Berkenaan dengan kesempatan bagi orang biasa untuk menjadi Presiden di AS, orang pun dapat menyimak Pidato Lincoln di depan tentara Resimen Ohio ke-166. Kutipan pidato ini dapat dibaca dalam buku Lincoln tentang Demokrasi yang diedit dan diberi kata pengantar oleh Mario M Cuomo dan Harold Holzer.
”Saya kebetulan untuk sementara waktu menempati Gedung Putih yang besar ini. Saya adalah bukti hidup bahwa siapa saja di antara anak-anak Anda boleh berharap untuk datang di sini seperti yang telah dilakukan oleh anak ayah saya,” ujar Lincoln kala itu.
Saya kebetulan untuk sementara waktu menempati Gedung Putih yang besar ini. Saya adalah bukti hidup bahwa siapa saja di antara anak-anak Anda boleh berharap untuk datang di sini seperti yang telah dilakukan oleh anak ayah saya.

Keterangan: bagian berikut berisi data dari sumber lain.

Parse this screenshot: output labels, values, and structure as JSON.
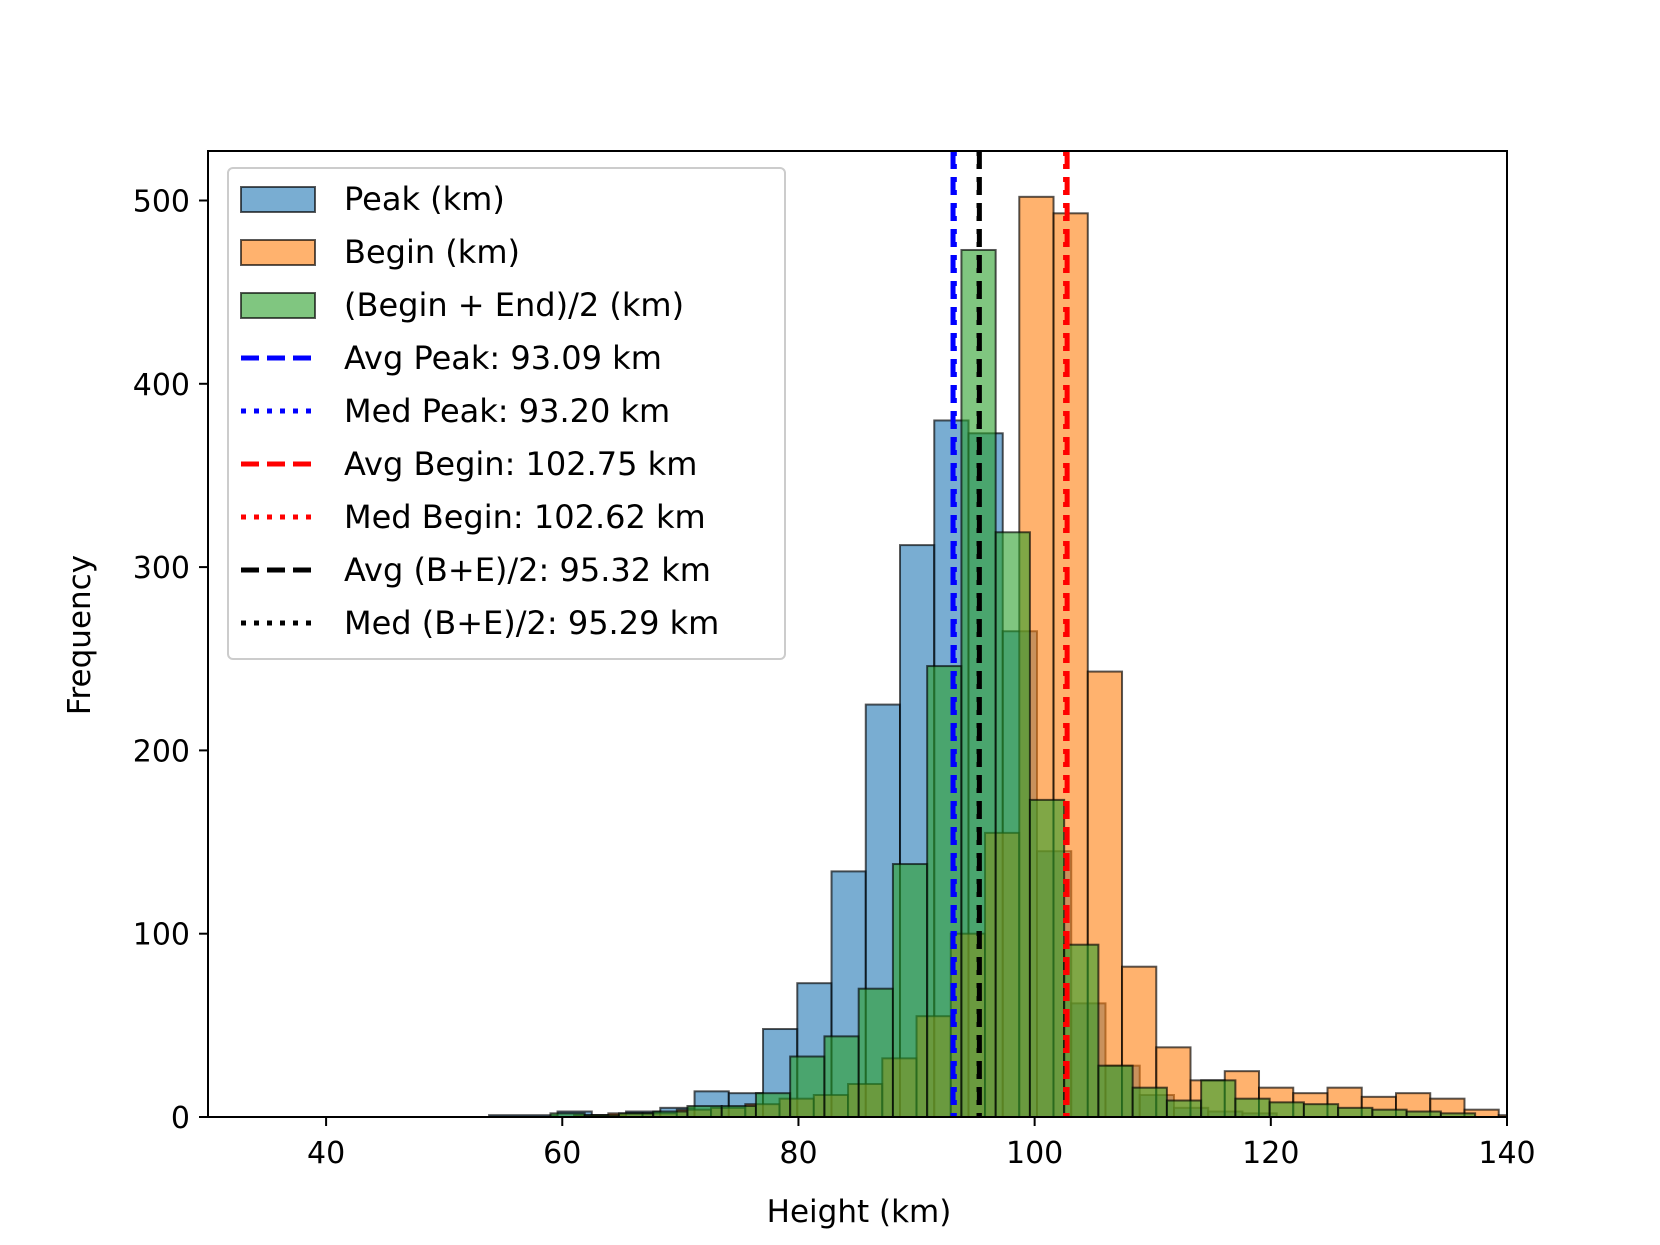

Sistem demokrasi tentu tak lepas dari kritik. Namun, apa pun itu, demokrasi telah menjadi pilihan yang dianut banyak negara di dunia karena karakteristik yang dimilikinya dalam menghargai segenap rakyat berikut nilai-nilainya dan juga membatasi kekuasaan para pemimpin.
Baca juga: Wapres: Semua Kontestan Harus Bermain Bersih
Secara ringkas, hal ini seperti diungkapkan Presiden ke-39 AS, Jimmy Carter, bahwa kapasitas manusia untuk berbuat adil menyebabkan demokrasi mungkin. Kapasitas manusia untuk semena-mena menyebabkan demokrasi itu perlu.
Kapasitas manusia untuk berbuat adil menyebabkan demokrasi mungkin. Kapasitas manusia untuk semena-mena menyebabkan demokrasi itu perlu.
Selamat menyambut pesta demokrasi 2024. Meminjam istilah yang dipakai Wapres Amin, saatnya kini bagi para pemain untuk bermain bersih. Ada asa agar pemilu dapat berlangsung jujur dan adil sebagaimana esensi nilai demokrasi yang mengusung prinsip fair dan perlakuan sama bagi semua.